Monteverdi Vespers – Gabrieli Consort & Players/Paul McCreesh

Monteverdi
Vespers of the Blessed Virgin (1610)

Susan Hemington Jones & Ruth Massey (sopranos), Charles Daniels, Joseph Cornwell & Jeremy Budd (tenors)
Gabrieli Consort & Players
Paul McCreesh


Reviewed by: Peter Reed

Reviewed: 11 November, 2010
Venue: Christ Church, Spitalfields, London

Paul McCreesh. Photograph: Sheila RockOne of the pinnacles of early-Baroque, Italian Catholic music in one of the grandest, late-Baroque English masterpieces of assertively post-Reformation architecture – actually the interior of Hawksmoor’s massive Christ Church in Spitalfields has been so thoroughly restored it looks almost brand new. The exterior, though, looks magnificent – vigorous and sturdy, an uncompromising temple to a once-confident faith.

The church’s austere interior suited Paul McCreesh’s restrained approach to Monteverdi’s “Vespers” well, with modest forces (12 singers and 12 players) compared to those, for example, assembled by John Eliot Gardiner for his grand performance at this year’s Proms. However, there’s no doubt that the impact of the McCreesh performance-practice was just as overwhelming.In an attempt to contain the high romance of the “Vespers” as a “proto-oratorio” (McCreesh’s description), a progress towards the climactic realisation of Mary the Mother of God in the concluding ‘Magnificat’, he makes a strong case in his programme-note for the many changes in his re-ordering of, in particular, the motets.

If anything, the sense of accumulative devotion was even more intense, especially in a performance as rapt, detailed and varied as this, which, after the conventional progress of psalms, still made the ‘Magnificat’ the focus, its effect slowly and transcendentally released by the amazing sequence of the ‘Sonata sopra Sancta Maria’, then ‘Duo Seraphim’, both clinched by the incredible ‘Audi coelum’. McCreesh may, with good reason, want to re-think “this inevitable sense of inevitable climax”, but in the process has come up with a solution no less sublime and spiritually satisfying.

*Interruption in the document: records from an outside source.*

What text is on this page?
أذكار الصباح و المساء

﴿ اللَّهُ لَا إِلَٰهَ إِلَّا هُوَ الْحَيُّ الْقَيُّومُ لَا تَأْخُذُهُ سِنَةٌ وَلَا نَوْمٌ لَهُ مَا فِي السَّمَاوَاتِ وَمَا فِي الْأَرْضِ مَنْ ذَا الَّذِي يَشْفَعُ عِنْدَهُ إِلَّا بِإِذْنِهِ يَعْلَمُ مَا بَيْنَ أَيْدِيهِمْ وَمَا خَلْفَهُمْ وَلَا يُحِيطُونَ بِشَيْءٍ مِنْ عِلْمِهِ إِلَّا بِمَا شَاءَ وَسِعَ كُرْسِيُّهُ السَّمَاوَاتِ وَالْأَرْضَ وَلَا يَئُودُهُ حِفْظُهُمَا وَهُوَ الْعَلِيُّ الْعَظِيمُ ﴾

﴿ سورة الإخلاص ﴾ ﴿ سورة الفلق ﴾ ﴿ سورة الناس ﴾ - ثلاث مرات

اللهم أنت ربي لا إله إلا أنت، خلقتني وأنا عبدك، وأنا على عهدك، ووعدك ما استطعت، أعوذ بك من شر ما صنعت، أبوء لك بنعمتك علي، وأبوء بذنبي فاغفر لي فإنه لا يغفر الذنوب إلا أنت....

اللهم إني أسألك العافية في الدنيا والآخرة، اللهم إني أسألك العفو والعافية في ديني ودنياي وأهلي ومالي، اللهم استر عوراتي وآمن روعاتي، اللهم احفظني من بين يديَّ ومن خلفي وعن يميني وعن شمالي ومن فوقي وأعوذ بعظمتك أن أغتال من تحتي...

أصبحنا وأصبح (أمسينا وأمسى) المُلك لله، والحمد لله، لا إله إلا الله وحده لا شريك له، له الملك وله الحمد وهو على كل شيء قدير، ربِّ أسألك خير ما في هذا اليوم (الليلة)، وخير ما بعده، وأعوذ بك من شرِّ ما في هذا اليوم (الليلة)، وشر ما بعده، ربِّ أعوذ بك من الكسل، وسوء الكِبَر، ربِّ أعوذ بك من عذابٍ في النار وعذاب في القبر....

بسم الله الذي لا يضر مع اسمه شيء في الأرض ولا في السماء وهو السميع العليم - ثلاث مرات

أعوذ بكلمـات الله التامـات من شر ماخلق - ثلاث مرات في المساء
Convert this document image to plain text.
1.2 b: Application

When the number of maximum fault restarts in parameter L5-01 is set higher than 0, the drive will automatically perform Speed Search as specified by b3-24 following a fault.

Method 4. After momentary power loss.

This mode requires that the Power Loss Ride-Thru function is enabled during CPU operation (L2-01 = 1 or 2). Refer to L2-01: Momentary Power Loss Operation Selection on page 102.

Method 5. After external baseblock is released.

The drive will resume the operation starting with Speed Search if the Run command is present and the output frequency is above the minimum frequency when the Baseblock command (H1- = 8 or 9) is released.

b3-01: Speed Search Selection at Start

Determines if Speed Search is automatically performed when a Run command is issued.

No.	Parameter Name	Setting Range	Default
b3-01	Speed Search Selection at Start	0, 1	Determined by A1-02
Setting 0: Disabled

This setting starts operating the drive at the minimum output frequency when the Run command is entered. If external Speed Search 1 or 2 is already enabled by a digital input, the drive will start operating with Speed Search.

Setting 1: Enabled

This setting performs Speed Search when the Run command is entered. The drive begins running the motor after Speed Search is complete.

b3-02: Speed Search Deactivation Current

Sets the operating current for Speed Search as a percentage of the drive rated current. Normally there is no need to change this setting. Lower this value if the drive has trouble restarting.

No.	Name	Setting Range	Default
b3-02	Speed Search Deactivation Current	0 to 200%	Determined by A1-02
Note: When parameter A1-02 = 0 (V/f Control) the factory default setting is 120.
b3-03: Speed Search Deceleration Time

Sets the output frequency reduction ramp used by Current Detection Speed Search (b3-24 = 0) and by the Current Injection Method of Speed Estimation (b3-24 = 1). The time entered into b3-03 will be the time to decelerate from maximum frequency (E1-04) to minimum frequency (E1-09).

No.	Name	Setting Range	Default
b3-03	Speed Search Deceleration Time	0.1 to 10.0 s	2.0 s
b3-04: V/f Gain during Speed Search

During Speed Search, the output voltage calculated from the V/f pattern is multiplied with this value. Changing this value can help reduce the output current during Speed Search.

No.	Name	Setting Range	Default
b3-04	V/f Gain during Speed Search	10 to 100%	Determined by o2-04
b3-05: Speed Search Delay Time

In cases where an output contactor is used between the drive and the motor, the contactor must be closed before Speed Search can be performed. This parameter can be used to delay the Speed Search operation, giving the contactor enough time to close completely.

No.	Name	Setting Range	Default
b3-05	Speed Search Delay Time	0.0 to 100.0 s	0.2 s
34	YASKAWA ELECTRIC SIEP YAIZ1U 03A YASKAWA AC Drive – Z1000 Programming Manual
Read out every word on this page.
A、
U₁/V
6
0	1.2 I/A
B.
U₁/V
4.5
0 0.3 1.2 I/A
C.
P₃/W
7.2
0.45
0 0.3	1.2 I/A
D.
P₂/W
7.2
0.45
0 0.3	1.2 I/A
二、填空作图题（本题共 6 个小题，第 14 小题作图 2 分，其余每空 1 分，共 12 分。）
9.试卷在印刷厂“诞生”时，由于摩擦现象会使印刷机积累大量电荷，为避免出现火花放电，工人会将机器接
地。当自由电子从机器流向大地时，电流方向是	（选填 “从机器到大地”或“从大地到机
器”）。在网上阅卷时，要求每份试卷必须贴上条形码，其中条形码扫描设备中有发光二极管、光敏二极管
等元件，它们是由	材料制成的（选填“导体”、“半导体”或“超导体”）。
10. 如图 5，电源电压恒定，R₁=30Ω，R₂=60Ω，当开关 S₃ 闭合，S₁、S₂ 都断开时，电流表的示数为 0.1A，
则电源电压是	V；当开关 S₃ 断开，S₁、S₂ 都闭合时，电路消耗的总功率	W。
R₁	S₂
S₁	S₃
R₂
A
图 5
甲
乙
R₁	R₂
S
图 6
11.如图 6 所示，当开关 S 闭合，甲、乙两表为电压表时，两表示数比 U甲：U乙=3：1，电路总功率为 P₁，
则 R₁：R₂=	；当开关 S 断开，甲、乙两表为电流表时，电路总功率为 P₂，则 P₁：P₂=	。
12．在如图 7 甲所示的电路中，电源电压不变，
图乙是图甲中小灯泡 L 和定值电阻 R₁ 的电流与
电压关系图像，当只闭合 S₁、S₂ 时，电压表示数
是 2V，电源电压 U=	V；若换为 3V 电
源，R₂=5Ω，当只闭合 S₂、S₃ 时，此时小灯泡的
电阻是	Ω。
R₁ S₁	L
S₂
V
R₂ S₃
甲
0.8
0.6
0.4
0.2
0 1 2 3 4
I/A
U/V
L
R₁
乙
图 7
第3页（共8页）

Perhaps the absence of plainsong antiphons drew attention away from the fact that the five psalm settings are themselves fabulous elaborations of ancient chant; and possibly McCreesh’s discretion played down the power of the psalm doxologies (‘Glory be to the Father‘) as assertively Christian annexations of Hebrew texts, but they flowed beautifully into and out of each other.

Throughout, I was aware of how vital the two stunning altos (David Allsopp and Mark Chambers) were to the overall vocal sound, both of them producing a full, even, non-English sound. They made a huge impact in the theatrical and very madrigalian ‘Laudate, pueri’, and every time, either together or singly, they featured, they never disappointed. The tenors were just as effective, Charles Daniels launching the evening with a thrilling ‘Deus in adjutorium’; conjuring muezzin-like antiphony with Joseph Cornwell in the ‘Gloria’ to the ‘Magnificat’; and then, along with Jeremy Budd, delivering a compelling ‘Duo Seraphim’. The two sopranos, Ruth Massey and Susan Hemington Jones, had an expressive and subtle contrast of soft and slightly astringent that served their subliminally erotic ‘Pulchra es’ superbly well.

Without being overly expansive, McCreesh let his sequence and Monteverdi’s music unfold, natural and unforced, and, indeed, sat down in the motets and gave the singers their head. The Gabrieli Players were sensational, there is no other word, in the ‘Sonata’, and the musicians produced a broad range of colour in the ‘Magnificat’.